Growing up, I heard story after story about the Dust Bowl from my parents and grandparents. Dad described his mother shoveling rather than sweeping post-storm drifts. Grandma told how she placed wet sheets over her children’s beds to protect their lungs as they slept. She’d launder the linens the next day because they got so dirty.
My mother’s family lived in Southwest Kansas and shared similar taleswhen family gathered. What made these epics unique was that I grew up in Southern California among fertile citrus orchards and strawberry fields. The concept of dust darkening the sun was outlandish to a little girl who played outside year round.
When we moved to Oklahoma in 1972, I listened to more first person accounts of the Dirty Thirties, but the tales seemed movie or a book-like to me. Even though I had seen dramatic photos in history books, I couldn’t imagine that air could hold more dirt than breathable oxygen.
As a college junior in Weatherford, Oklahoma, I literally got my first taste of a dust storm. As my relatives had described, daylight disappeared. Aeolian soil, probably from Nebraska, found its way through every crack and crevice in my ancient dorm room. Mucus I coughed up in response to this invasion was muddy, which explained why my taste buds screamed, “What are you doing, eating the garden?”
Just as in the stories my relatives relayed, the day turned so dark I had to flick on the overhead light to see. I also had to skip the trek to the cafeteria for supper. My tongue thanked me as it had plenty of foreign matter to process. I hadn’t sampled that much dirt since I was three.
Over the years, I’ve seen dust storms enough that those old tales ring true, true, true. Recently, I drove twice in one day between Ellis and Logan during marathon winds. In the morning as I traveled toward my destination, air-borne loam muted the horizon line. A normally sharp view took on fuzzy edges, but I could clearly see distant elevators.
By the time I finished my chores and began my return, I couldn’t see from one section line to another. Wind speed had increased considerably, stirring air into the color of milky coffee. What had been bluster earlier was now a gale that pressed weeds in the ditches flat to the ground.

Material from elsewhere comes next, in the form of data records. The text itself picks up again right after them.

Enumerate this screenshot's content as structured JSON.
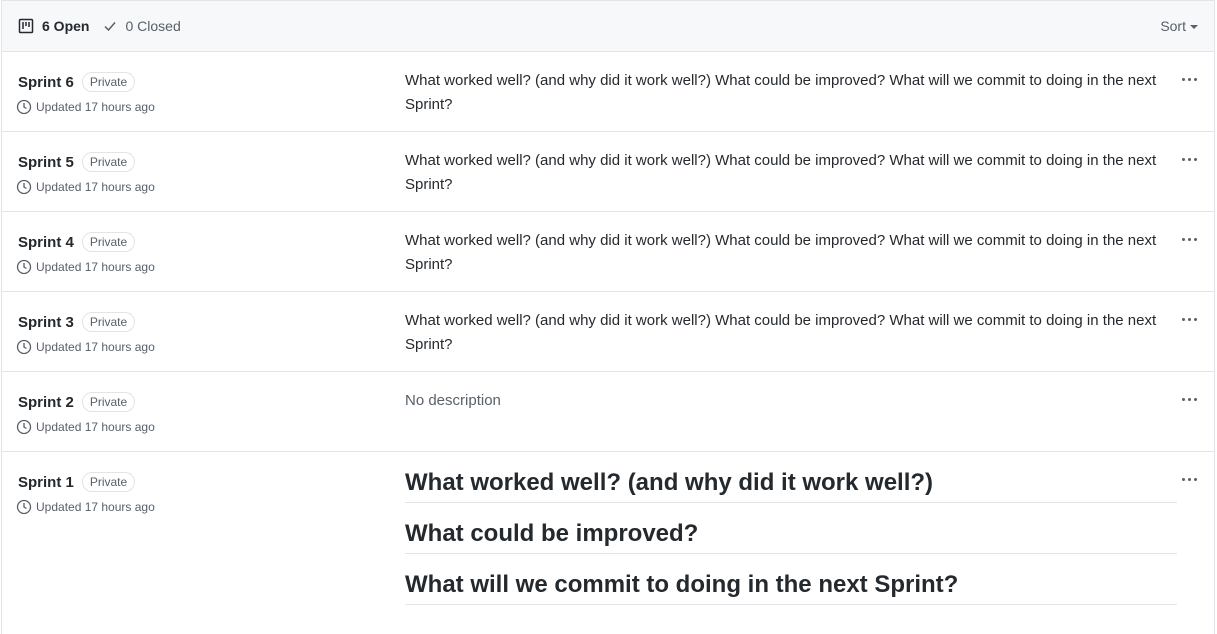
{
  "header": {
    "open_label": "6 Open",
    "closed_label": "0 Closed",
    "sort_label": "Sort"
  },
  "projects": [
    {
      "name": "Sprint 6",
      "badge": "Private",
      "updated": "Updated 17 hours ago",
      "description": "What worked well? (and why did it work well?) What could be improved? What will we commit to doing in the next Sprint?"
    },
    {
      "name": "Sprint 5",
      "badge": "Private",
      "updated": "Updated 17 hours ago",
      "description": "What worked well? (and why did it work well?) What could be improved? What will we commit to doing in the next Sprint?"
    },
    {
      "name": "Sprint 4",
      "badge": "Private",
      "updated": "Updated 17 hours ago",
      "description": "What worked well? (and why did it work well?) What could be improved? What will we commit to doing in the next Sprint?"
    },
    {
      "name": "Sprint 3",
      "badge": "Private",
      "updated": "Updated 17 hours ago",
      "description": "What worked well? (and why did it work well?) What could be improved? What will we commit to doing in the next Sprint?"
    },
    {
      "name": "Sprint 2",
      "badge": "Private",
      "updated": "Updated 17 hours ago",
      "description": "No description"
    },
    {
      "name": "Sprint 1",
      "badge": "Private",
      "updated": "Updated 17 hours ago",
      "headings": [
        "What worked well? (and why did it work well?)",
        "What could be improved?",
        "What will we commit to doing in the next Sprint?"
      ]
    }
  ],
  "icons": {
    "project": "project-board-icon",
    "check": "check-icon",
    "clock": "clock-icon",
    "more": "kebab-horizontal-icon"
  }
}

Hordes of tumble weeds large and small raced east. It was like watching a movie or news report about throngs of people breaking out of a prison and running helter skelter to get away, only these were herbaceous orbs of all sizes rolling at top speed across the prairie. I didn’t clock them, but if I’d had one of those radar guns, I suspect some sleeker plants cruised by at 55 miles per hour.
Thankfully, they were plants and not people or animals that dashed in front of my grill. I know I whacked at least 200 unmoored Russian thistles on that journey. At times, it seemed as if 2000 prairie critters sped my way. If I had been able to see more than a couple hundred feet, I may have had to stop driving to count the masses passing before my astonished eyes. The tumbleweeds that day compared in number to the millions of migrating buffalo that once stopped trains crossing these grasslands for up to three days.
I no longer have trouble understanding family Dust Bowl accounts. In fact, after that nasty Saturday storm, I have a saga of my own to pass on to my granddaughter. As a Kansas kid, she isn’t going to have the trouble her grandma did picturing a landscape erased by blowing dirt.